Housing for People with an Acquired Brain or Spinal Injury: Mapping the Australian Funding Landscape
Courtney J. Wright , Jacinta Colley, Kate Knudsen and Elizabeth Kendall
Abstract: This research aimed to synthesize housing supports funded by 20 major insurance-based schemes for Australians with an acquired brain injury (ABI) or spinal cord injury (SCI). Publicly available grey literature (i.e., primary information from respective scheme websites) was systematically reviewed and compared. There were notable differences between the different scheme types (disability vs. workers compensation schemes) and across different States. Collectively, scheme funding was more likely to be focused on housing infrastructure and service delivery, than on tenancy support.
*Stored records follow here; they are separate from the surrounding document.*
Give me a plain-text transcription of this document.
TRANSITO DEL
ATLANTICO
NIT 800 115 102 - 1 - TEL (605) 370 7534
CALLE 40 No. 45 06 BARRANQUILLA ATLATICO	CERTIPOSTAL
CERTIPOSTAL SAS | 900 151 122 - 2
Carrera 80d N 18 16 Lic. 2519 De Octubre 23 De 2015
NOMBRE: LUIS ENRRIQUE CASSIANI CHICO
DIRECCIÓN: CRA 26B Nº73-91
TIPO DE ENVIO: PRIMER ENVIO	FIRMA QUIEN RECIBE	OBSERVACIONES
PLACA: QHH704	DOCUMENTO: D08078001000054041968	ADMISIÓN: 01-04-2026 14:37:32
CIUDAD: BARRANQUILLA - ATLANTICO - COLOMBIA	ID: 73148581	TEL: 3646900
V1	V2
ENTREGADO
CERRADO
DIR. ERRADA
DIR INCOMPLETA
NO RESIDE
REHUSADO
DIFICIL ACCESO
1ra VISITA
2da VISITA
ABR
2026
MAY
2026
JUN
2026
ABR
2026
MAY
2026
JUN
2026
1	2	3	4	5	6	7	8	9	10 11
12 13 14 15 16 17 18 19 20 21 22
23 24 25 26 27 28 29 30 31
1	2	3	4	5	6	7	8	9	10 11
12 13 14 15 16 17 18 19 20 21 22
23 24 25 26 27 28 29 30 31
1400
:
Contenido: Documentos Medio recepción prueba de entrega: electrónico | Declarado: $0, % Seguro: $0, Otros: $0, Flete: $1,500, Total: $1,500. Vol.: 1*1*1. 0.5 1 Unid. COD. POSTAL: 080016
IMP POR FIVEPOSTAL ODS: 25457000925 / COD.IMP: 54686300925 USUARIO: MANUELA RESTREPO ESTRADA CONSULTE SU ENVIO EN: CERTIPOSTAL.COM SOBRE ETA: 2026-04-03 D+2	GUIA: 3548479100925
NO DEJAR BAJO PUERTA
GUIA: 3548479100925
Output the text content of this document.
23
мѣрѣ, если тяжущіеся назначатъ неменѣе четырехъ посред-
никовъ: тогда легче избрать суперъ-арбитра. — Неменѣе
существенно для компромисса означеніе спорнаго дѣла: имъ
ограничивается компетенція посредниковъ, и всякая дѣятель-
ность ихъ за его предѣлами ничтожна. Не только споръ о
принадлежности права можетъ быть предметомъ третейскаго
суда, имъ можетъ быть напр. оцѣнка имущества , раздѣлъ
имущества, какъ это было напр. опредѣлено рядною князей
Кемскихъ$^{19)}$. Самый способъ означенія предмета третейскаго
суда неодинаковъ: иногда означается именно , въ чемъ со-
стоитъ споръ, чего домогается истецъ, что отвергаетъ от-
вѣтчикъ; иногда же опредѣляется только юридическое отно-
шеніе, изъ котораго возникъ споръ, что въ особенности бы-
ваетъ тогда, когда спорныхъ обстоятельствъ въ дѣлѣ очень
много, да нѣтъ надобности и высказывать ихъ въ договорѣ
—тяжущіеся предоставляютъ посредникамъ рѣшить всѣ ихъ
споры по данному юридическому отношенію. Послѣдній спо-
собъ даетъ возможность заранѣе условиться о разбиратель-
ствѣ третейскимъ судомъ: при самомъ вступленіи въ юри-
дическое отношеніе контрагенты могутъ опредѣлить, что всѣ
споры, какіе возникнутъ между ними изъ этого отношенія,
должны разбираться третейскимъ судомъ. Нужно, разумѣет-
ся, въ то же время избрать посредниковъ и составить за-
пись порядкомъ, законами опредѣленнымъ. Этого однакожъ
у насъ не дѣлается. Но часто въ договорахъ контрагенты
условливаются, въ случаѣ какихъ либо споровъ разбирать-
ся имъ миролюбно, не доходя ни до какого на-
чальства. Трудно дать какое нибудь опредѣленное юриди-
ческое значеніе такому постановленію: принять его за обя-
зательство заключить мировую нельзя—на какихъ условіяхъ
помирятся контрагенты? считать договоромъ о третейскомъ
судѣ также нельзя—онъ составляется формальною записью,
Australians who are least likely to benefit from the current funding context are those whose home cannot be reasonably modified, are wanting to build or purchase a new home, do not have suitable, alternative short- or long-term housing options if their current home is not feasible, require support to maintain occupancy of their home or financial assistance to move into a new home, may benefit from case management services, family supports, and assistance animals, and/or cannot afford their rent or home loan repayments. Several interactions, inconsistencies, contradictions, and gaps that warrant further attention were also revealed. This review has highlighted the need for policy makers to provide transparent information about housing entitlements for individuals with ABI or SCI, and their families. A unified, evidence-based framework to guide the funding of housing and housing support services may increase the consistency of interventions available to people with ABI or SCI and, therefore, improve outcomes.